Leon (Thomas Schubert) schreibt, steht kurz vor der Fertigstellung seines zweiten Romans – und hat eine Heidenangst vor dem Scheitern. Gemeinsam mit seinem Freund Felix (Langston Uibel) will er ein paar Wochen im Ferienhaus von Felix Mutter an der Ostsee verbringen. Vor allem, um dem Manuskript den letzten Schliff zu verpassen. Unterwegs, bei der Fahrt durch den Wald, bleibt der Wagen liegen. Die beiden Jungs müssen sich mit ihrem Gepäck durch den Wald schlagen. Für Leon ein Riesenproblem, Felix macht einfach.

Als die Freunde schließlich an dem Haus ankommen, wohnt dort offenbar schon jemand. Nadja (Paula Beer) ist eine junge Bekannte von Felix Mutter. Zunächst finden sich nur Spuren von ihr: Chaos in der Küche, Klamotten auf dem Boden – und nachts dringen dann eindeutige Sexgeräusche durch die dünne Zimmerwand. Während Felix die Dinge locker nimmt und mit Nadja gut klarkommt, ist Leon einfach nur genervt. Alles ist für ihn ein Problem. Nadja stört die künstlerische Konzentration, die Mücken rauben ihm den Schlaf. So kann er nicht arbeiten. Statt mit Felix ins Meer zu springen, liegt er missmutig in langen Hosen und Sweatshirt im Sand.
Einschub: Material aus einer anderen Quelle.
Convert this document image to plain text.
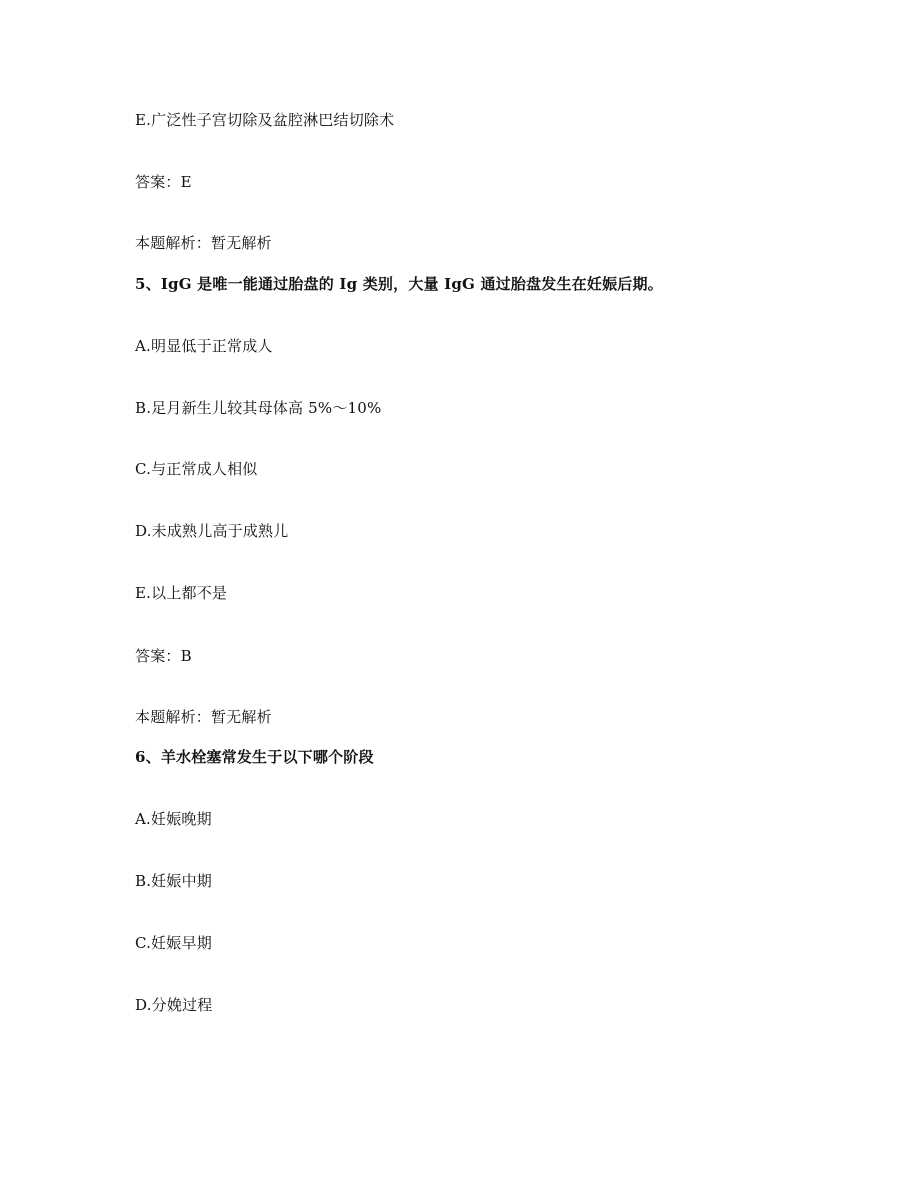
E.广泛性子宫切除及盆腔淋巴结切除术
答案：E
本题解析：暂无解析
5、IgG 是唯一能通过胎盘的 Ig 类别，大量 IgG 通过胎盘发生在妊娠后期。
A.明显低于正常成人
B.足月新生儿较其母体高 5%～10%
C.与正常成人相似
D.未成熟儿高于成熟儿
E.以上都不是
答案：B
本题解析：暂无解析
6、羊水栓塞常发生于以下哪个阶段
A.妊娠晚期
B.妊娠中期
C.妊娠早期
D.分娩过程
In der Gartenlaube richtet er sich ein kleines Ausweichbüro ein – nur um dann heimlich die Zeit zu verplempern oder zu verschlafen. „Er baut sich eine Bühne, auf der er den anderen vorspielt: Ich bin Schriftsteller“ sagt Petzold dazu in der Pressekonferenz. Leider wirkt Leons Ein-Mann-Stück wenig überzeugend.

Die Dreierkonstellation Leon, Felix und Nadja wird bald durch Devid (Enno Trebs), den Rettungsschwimmer am Strand, ergänzt. Dicklich und blass steht Leon abseits, während die anderen, allesamt schlank und schön, sich gut verstehen und Spaß miteinander haben. Er wirkt wie ein Kind am Rand des Spielplatzes, das den anderen neidisch beim Spielen zuschaut und nicht mitmachen darf – oder will. In einer wunderschönen Szene beobachtet Leon die drei heimlich beim Ballspiel im Garten mit bunt fluoreszierenden Schlägern – ein nächtlicher Sommerreigen, ein Bild wie ein Traum.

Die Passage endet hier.